I might decide to play again sometime soon, but heck, I am not going to turn it into my career. I have better things to do, thank God. As for my online friends...they're free to play as long as they want, and I am not going to look anymore and check if any of them are online just to chat...except for one person whom I really miss a lot (and she doesn't play that game because she's from another country). Hopefully she'll be back on track soon...and as I said, for my other friends, email is their option. I don't want to talk to someone who's not going to talk to me, or someone who's only available once a week at a certain time. I guess they can catch me online if they truly want to...but not everyone is a vampire like I am, so I'm not expecting it. Point is, if they're there, then fine, well, and good. If they're not, no sense waiting around or trying to catch them. I've got better things to do.

Yes, I'm being mean again. I don't know why. I'm not really like this. I'm a nice person...usually.

I want to reply to a certain someone on email, but problem is, I don't know what to tell her. But I will reply, it's the polite thing to do. Maybe...tomorrow? (Aaack, I sound like a Tidus rip-off! And the next thing I know, I'll be saying, "Listen to my story. This may be our last chance...">_< Eeep! No!)


Matrix Revolutions: Too much sinspawn hanging around.

Yes, that's basically all I can say about Matrix Revolutions. I watched it earlier today, and all I could think of was..."that's a lot of sinspawn flying all over Zion...what the heck are sinspawn doing in this movie?!?" Yep. I was crazy, armed, and dangerous.

And then, while Neo was fighting my favorite character, all I could think about was how much my foot itched and how I would very much like to sleep. My eyes were getting heavy as Neo threw his kicks and punches and such at Elrond...er, 'scuse me. At Mr. Smith. Too much Rings hanging off my fogging brain (yes, I watched ROTK on DVD this past weekend. Three times. And I am still in love with Treebeard).

And oh yeah! Trinity DIED! Finally. She should have died on the first movie, is what I think (no offense to Trinity fans). That Neo/Trinity element in the story just irks me to death. It's like...the Wachowski Brothers' idea of a sick twisted joke designed to torture the likes of me. It's like...I don't know...a repeat of the Amidala/Anakin trash plot on The Attack of the Clones. Icky.

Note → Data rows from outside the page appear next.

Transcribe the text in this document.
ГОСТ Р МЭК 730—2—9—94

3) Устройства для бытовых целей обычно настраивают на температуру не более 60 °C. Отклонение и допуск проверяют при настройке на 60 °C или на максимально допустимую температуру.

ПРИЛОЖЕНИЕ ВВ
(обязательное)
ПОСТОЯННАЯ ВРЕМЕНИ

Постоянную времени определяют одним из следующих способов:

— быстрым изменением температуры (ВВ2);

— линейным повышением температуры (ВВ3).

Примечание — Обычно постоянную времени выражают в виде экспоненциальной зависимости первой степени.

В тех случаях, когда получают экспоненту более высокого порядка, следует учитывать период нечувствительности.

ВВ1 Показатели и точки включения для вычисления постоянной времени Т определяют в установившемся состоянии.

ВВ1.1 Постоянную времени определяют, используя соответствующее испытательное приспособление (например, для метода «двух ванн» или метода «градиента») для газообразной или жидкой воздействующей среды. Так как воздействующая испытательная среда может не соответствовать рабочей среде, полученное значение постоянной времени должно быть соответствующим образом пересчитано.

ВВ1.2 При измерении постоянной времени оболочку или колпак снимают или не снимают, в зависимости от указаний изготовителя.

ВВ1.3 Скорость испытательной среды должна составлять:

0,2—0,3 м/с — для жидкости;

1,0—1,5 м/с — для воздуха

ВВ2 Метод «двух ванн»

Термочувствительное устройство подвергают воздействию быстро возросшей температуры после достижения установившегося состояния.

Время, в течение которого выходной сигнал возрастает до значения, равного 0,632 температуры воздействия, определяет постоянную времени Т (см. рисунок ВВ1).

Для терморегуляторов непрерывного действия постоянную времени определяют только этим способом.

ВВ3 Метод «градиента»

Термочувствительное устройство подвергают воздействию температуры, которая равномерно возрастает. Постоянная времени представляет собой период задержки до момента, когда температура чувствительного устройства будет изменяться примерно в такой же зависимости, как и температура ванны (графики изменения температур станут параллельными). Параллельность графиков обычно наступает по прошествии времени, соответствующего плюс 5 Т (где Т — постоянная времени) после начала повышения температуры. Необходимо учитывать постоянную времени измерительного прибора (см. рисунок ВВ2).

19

At least, just like Yoda in Clones, something impressed me in Revolutions (aside from the appearance of Sin and the plethora of sinspawn): the robots/mech. Yep. Of course, Smith's still the coolest, but...hey. A great part of me wanted to grab the PS2 controller and be the one gunning all the sinspawn instead of the Zion people. If there was a Revolutions PS2 game, maybe I'd ask my brother to buy it for me...he was the one who bought the Revolutions DVD anyway...

All in all, the movie didn't have much of a plot (choice and freewill and all that shitty shtick don't constitute as plot), but it sure was nice to see all those flying sinspawn...

I think I'd like to kill bug-spider Yu Yevon again, one more time...and I -do- wanna see Jecht again...

Hmm...I love Jecht...and Auron, and Braska...love 'em.